Moslims, joden en christenen waren zondag 14 september in Utrecht samen in gebed om vrede onder de titel: “Onze God is een God van Rechtvaardigheid”. Het programma zette de toon voor de vredesweek. Yosé Höhne – Sparborth van de Basisbeweging stuurde daarover een bericht.
Het gebedsuur werd dit jaar opgebouwd vanuit de pijnlijke realiteiten in het Midden Oosten: “De hemel is donker gekleurd in het afgelopen half jaar. Naast de brandhaarden die er al waren in de wereld, is plotseling de vlam in de pan geslagen in de Oekraïne, in Irak en in en rond Gaza”.
De spanningen in het Midden Oosten raken een ieder op een bijzonder manier, zo werd gezegd, velen van de bezoekers hebben daar familie of bekenden, hebben een band met die landen. Voor de gemeenschap van de Ulumoskee geldt, dat ze met Turkije banden heeft, en dat ze op verschillende manieren nauw betrokken is bij de spanningen in de regio. Voor de Liberaal Joodse Gemeente geldt, dat haar leden nauwe banden hebben met Israël en wat er gaande is in Gaza. Voor de Antoniusgemeenschap geldt, dat de leden zich verbonden voelen met de Dominicaanse parochies in Irak, die midden in het gebied liggen dat nu getroffen is door de veroveringen van IS.
Voor alle drie geldt, dat het Midden-Oosten een regio is met heilige plaatsen. Voor alle drie geldt, dat zij dat gebied als bakermat zien van de profeten en het ontstaan van de geloofsgemeenschappen. En ze moeten met lede ogen aanzien, dat mensen de godsdienst gebruiken om hun geweld te legitimeren.
Er zijn lichtpunten aan die donkere hemel. Zo schreef Rabbi Edgar Nof uit Israël, hoe een groep religieuze leiders in Israël samenkomen om te bidden om vrede. Zij komen samen met moslim sjeiks, rabbijnen, een sjeik van de Droezen, priesters.

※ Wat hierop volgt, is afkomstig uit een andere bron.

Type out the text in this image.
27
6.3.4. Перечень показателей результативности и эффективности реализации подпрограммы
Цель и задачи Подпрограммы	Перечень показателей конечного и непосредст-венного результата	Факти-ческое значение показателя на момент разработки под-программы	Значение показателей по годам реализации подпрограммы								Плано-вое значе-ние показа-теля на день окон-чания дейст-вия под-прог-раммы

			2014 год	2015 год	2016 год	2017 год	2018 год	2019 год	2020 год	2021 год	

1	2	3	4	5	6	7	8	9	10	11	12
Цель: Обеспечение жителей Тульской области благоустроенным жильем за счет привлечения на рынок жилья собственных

Ook uit Irak zijn er berichten, dat de verschillende geloofsgroepen elkaar helpen om nu te overleven.
Zij leven en lijden in die brandhaarden. Zij bidden samen en laten zich niet tegen elkaar opzetten.

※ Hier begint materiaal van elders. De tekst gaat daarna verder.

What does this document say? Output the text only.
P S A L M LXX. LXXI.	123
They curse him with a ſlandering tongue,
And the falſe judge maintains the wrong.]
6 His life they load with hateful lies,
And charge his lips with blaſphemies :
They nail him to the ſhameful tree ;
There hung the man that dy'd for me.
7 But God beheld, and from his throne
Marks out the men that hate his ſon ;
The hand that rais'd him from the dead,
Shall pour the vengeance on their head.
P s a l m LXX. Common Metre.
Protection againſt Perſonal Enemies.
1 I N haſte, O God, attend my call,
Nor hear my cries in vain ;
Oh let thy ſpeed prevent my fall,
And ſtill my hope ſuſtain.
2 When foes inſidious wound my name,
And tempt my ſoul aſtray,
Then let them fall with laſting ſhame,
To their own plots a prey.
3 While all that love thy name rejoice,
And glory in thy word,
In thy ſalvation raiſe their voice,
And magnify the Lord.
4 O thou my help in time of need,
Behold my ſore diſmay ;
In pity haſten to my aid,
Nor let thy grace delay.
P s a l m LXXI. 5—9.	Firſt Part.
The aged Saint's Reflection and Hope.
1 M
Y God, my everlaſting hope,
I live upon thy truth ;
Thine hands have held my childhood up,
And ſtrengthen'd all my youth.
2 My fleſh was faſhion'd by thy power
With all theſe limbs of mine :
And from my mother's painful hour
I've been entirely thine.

De Antoniusgemeenschap in Lombok, Utrecht, bidt al vijftien jaar samen met de Liberaal Joodse Gemeente te Utrecht en de Ulumoskee te Lombok op 4 mei en in de vredesweek. Sinds enkele jaren vieren ze ook samen de langste dag. Ditmaal was het vredesgebed verplichtender nog dan anders. Tegen de achtergrond van het geweld in het Midden-Oosten dat door sommigen religieus wordt gelegitimeerd, is gezocht naar een vorm om zichtbaar te maken.
Eén tekst werd uit elke traditie gelezen, terwijl de drie voorgangers samen voor het altaar stonden. En de drie voorgangers stonden weer samen voor het altaar toen allen samen het Onze Vader baden, en elk van de voorgangers de zegen uitsprak over alle aanwezigen.

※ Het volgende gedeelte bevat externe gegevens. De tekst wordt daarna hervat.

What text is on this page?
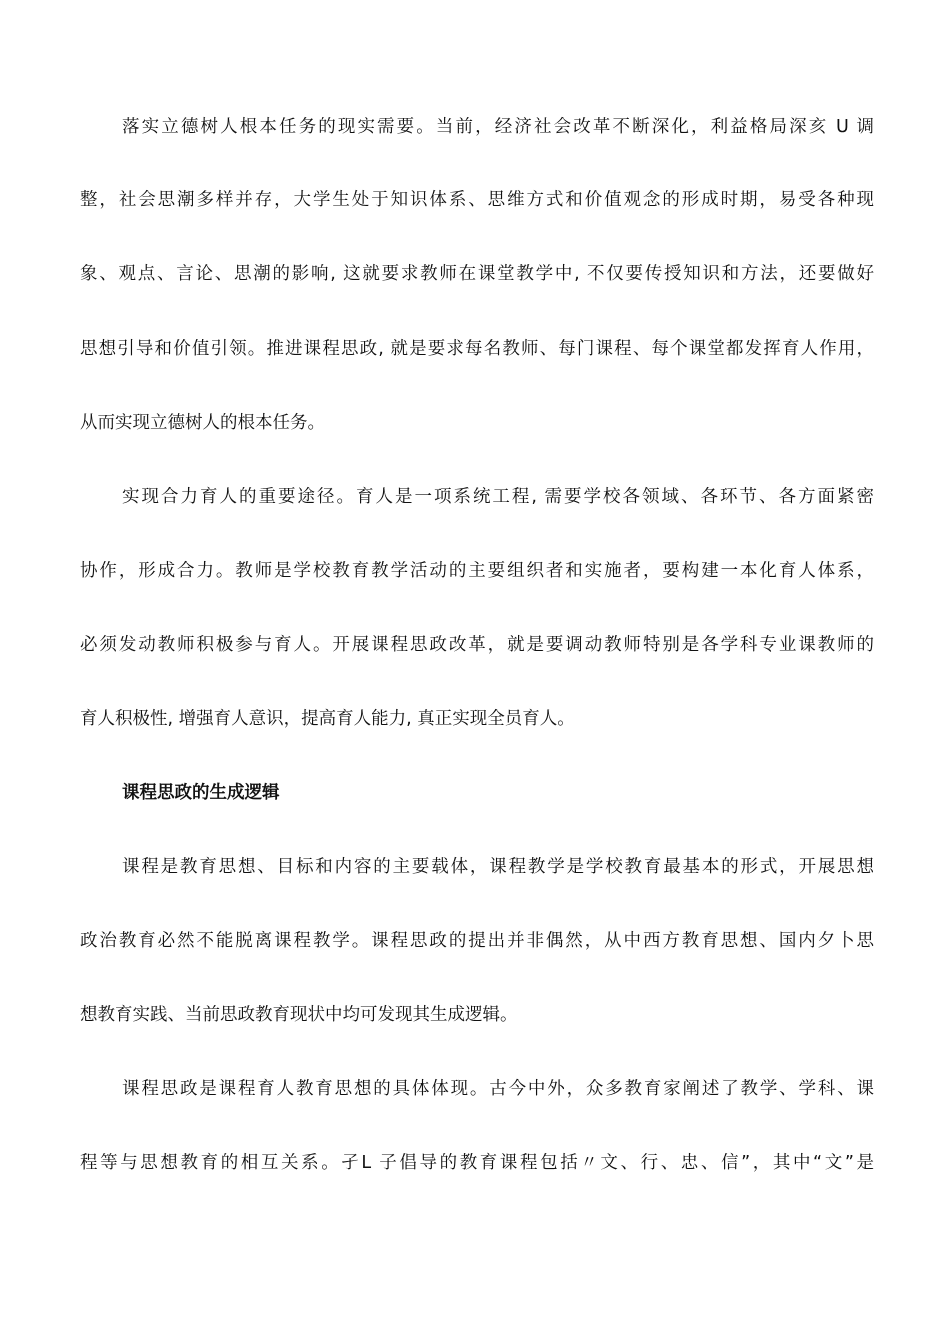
落实立德树人根本任务的现实需要。当前，经济社会改革不断深化，利益格局深亥 U 调
整，社会思潮多样并存，大学生处于知识体系、思维方式和价值观念的形成时期，易受各种现
象、观点、言论、思潮的影响, 这就要求教师在课堂教学中, 不仅要传授知识和方法，还要做好
思想引导和价值引领。推进课程思政, 就是要求每名教师、每门课程、每个课堂都发挥育人作用，
从而实现立德树人的根本任务。
实现合力育人的重要途径。育人是一项系统工程, 需要学校各领域、各环节、各方面紧密
协作，形成合力。教师是学校教育教学活动的主要组织者和实施者，要构建一本化育人体系，
必须发动教师积极参与育人。开展课程思政改革，就是要调动教师特别是各学科专业课教师的
育人积极性, 增强育人意识，提高育人能力, 真正实现全员育人。
课程思政的生成逻辑
课程是教育思想、目标和内容的主要载体，课程教学是学校教育最基本的形式，开展思想
政治教育必然不能脱离课程教学。课程思政的提出并非偶然，从中西方教育思想、国内夕卜思
想教育实践、当前思政教育现状中均可发现其生成逻辑。
课程思政是课程育人教育思想的具体体现。古今中外，众多教育家阐述了教学、学科、课
程等与思想教育的相互关系。孑L 子倡导的教育课程包括〃文、行、忠、信”，其中“文”是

De voorgangers waren: Tirtzah Middleton (JLG), Suleyman Talha (ULUM.), Gerrit Jan Westerveld en Pia Wagenaar (Ant.)
Suleyman Talha reciteerde uit de Koran:
Daarom hebben wij de mensen voorgeschreven dat voor wie een ziel doodt – het is alsof hij alle mensen doodde en dat voor wie iemand laat leven, het is alsof hij alle mensen deed leven. Onze boodschappers kwamen tot hen met duidelijke tekenen, velen van hen waren daarna overtreders op aarde. (Soerah 5, 32)
Tirtzah Middleton las uit de Talmoed:
Ieder die veroorzaakt een verlies van een mens het is alsof hij heeft een hele wereld verloren, en ieder die redt een mens het is alsof hij heeft een hele wereld gered.
Gerrit Jan Westerveld las uit Jesaja 2, 4b:
Zij zullen hun zwaarden omsmeden tot ploegscharen en hun speren tot snoeimessen. Geen volk zal nog het zwaard trekken tegen een ander volk, geen mens zal meer weten wat oorlog is.